Al momento non sappiamo molto della notizia, nessuno conosce ulteriori dettagli salvo quanto rilasciato dal Ministero alle agenzie di stampa.
Una laconica velina che recita
Egypt confirmed on Friday its first coronavirus case and said the affected person was a foreigner who had been put into isolation at hospital.
The health ministry said in a statement that it had immediately informed the World Health Organization and had taken all necessary preventative measures. It did not give the nationality of the affected person or any other details.
L’Egitto ha confermato questo venerdì il primo caso di coronavirus, dichiarando che la persona colpita è uno straniero che è stato posto in isolamento.
Il Ministro della Sanità ha dichiarato pubblicamente di aver informato l’OMS per prendere ogni precauzione del caso, senza rilasciare la nazionalità del malato o ulteriori dettagli.
Siamo in tempi di falsi allarmi e, qualora le successive analisi del caso confermassero (come siamo portati a ritenere, ma i fatti non si giudicano se non con verifiche successive) l’infezione, non è ancora giunto il tempo di allarmarsi.
Era normale che in paesi dove vi è un interscambio tra lavoratori e turisti, e l’Egitto non è esattamente un paesello dimenticato dalla specie umana, arrivino casi di contagio da pandemie.
Come la coppia orientale ricoverata allo Spallanzani non ha significato la fine dell’Italia, probabilmente non sarà un singolo caso a realizzare uno scenario in stile L’Ombra dello Scorpione, ma bisognerà valutare i successivi resoconti e cosa l’OMS e la Sanità Egiziana faranno in futuro.
Assolutamente niente dal punto di vista pratico, tutto dal punto di vista sostanziale.
“Dobbiamo solo sperare” nella capacità dei servizi sanitari di reagire, “e l’Egitto non è certamente un Paese fragile”, osserva Ricciardi.

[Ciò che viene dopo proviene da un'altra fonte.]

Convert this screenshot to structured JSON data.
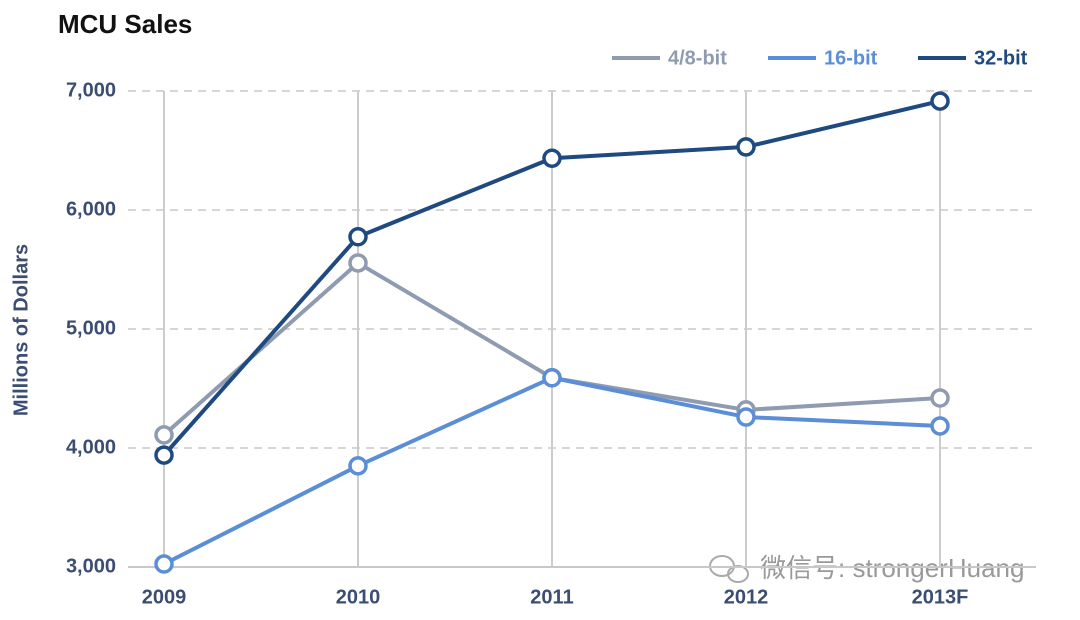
{
  "chart_data": {
    "type": "line",
    "title": "MCU Sales",
    "y_label": "Millions of Dollars",
    "categories": [
      "2009",
      "2010",
      "2011",
      "2012",
      "2013F"
    ],
    "series": [
      {
        "name": "4/8-bit",
        "color": "#8e9bb0",
        "values": [
          4110,
          5555,
          4590,
          4320,
          4420
        ]
      },
      {
        "name": "16-bit",
        "color": "#5b8ed6",
        "values": [
          3025,
          3850,
          4590,
          4260,
          4185
        ]
      },
      {
        "name": "32-bit",
        "color": "#1f4a80",
        "values": [
          3940,
          5775,
          6435,
          6530,
          6915
        ]
      }
    ],
    "ylim": [
      3000,
      7000
    ],
    "yticks": [
      {
        "value": 3000,
        "label": "3,000"
      },
      {
        "value": 4000,
        "label": "4,000"
      },
      {
        "value": 5000,
        "label": "5,000"
      },
      {
        "value": 6000,
        "label": "6,000"
      },
      {
        "value": 7000,
        "label": "7,000"
      }
    ],
    "grid": true,
    "legend": "top-right",
    "watermark": "微信号: strongerHuang"
  }
}
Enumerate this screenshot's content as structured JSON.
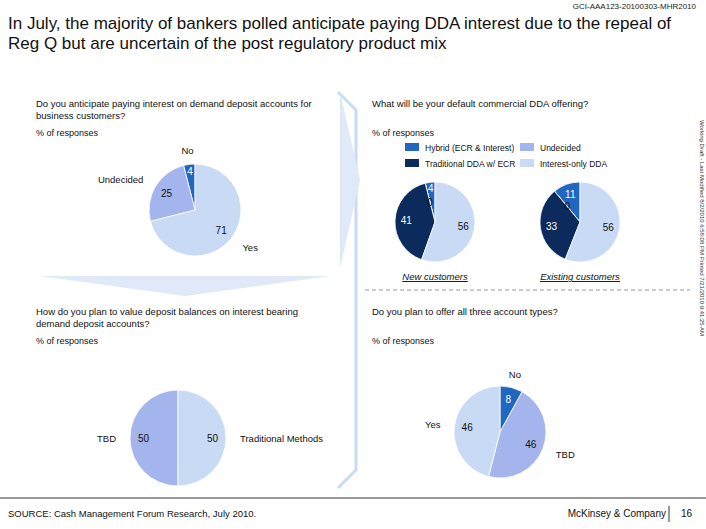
{
  "title": "In July, the majority of bankers polled anticipate paying DDA interest due to the repeal of Reg Q but are uncertain of the post regulatory product mix",
  "doc_id": "GCI-AAA123-20100303-MHR2010",
  "source": "SOURCE: Cash Management Forum Research, July 2010.",
  "footer": "McKinsey & Company",
  "page_number": "16",
  "side_note": "Working Draft - Last Modified 8/2/2010 6:58:08 PM    Printed 7/21/2010 9:41:25 AM",
  "chart_data": [
    {
      "type": "pie",
      "title": "Do you anticipate paying interest on demand deposit accounts for business customers?",
      "subtitle": "% of responses",
      "categories": [
        "No",
        "Undecided",
        "Yes"
      ],
      "values": [
        4,
        25,
        71
      ],
      "colors": [
        "#2167c0",
        "#a4b4ec",
        "#c9daf4"
      ],
      "data_labels": true
    },
    {
      "type": "pie",
      "title": "What will be your default commercial DDA offering?",
      "subtitle": "% of responses",
      "categories": [
        "Hybrid (ECR & Interest)",
        "Undecided",
        "Traditional DDA w/ ECR",
        "Interest-only DDA"
      ],
      "colors": [
        "#2167c0",
        "#a4b4ec",
        "#0b2b5c",
        "#c9daf4"
      ],
      "series": [
        {
          "name": "New customers",
          "values": [
            4,
            0,
            41,
            56
          ]
        },
        {
          "name": "Existing customers",
          "values": [
            11,
            0,
            33,
            56
          ]
        }
      ],
      "legend": "top",
      "data_labels": true
    },
    {
      "type": "pie",
      "title": "How do you plan to value deposit balances on interest bearing demand deposit accounts?",
      "subtitle": "% of responses",
      "categories": [
        "TBD",
        "Traditional Methods"
      ],
      "values": [
        50,
        50
      ],
      "colors": [
        "#a4b4ec",
        "#c9daf4"
      ],
      "data_labels": true
    },
    {
      "type": "pie",
      "title": "Do you plan to offer all three account types?",
      "subtitle": "% of responses",
      "categories": [
        "No",
        "TBD",
        "Yes"
      ],
      "values": [
        8,
        46,
        46
      ],
      "colors": [
        "#2167c0",
        "#a4b4ec",
        "#c9daf4"
      ],
      "data_labels": true
    }
  ]
}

Ma quanto è grande il rischio che questo primo caso, relativo a un paziente straniero di cui non si hanno ulteriori notizie, possa dare origine a focolai locali di infezione? Per l’ex presidente dell’Istituto superiore di sanità (Iss) è troppo presto per fare previsioni: “Per prima cosa dobbiamo capire bene la storia di questa persona – precisa – Da dove viene, che cosa ha fatto, come è arrivato in Egitto, che contatti ha avuto”.
E al momento non sappiamo altro. La rincorsa al dettaglio potrebbe essere un’arma a doppio taglio: cagionare allarmismi.
Certo, l’Egitto è un paese certamente non fragile in un continente che, abbiamo già visto, ha anche stati deboli dal punto di vista della sanità.
Ma senza ulteriori dettagli sulla storia clinica della persona, lanciarsi in congetture e ipotesi potrebbe diventare pericoloso quanto e più del virus stesso.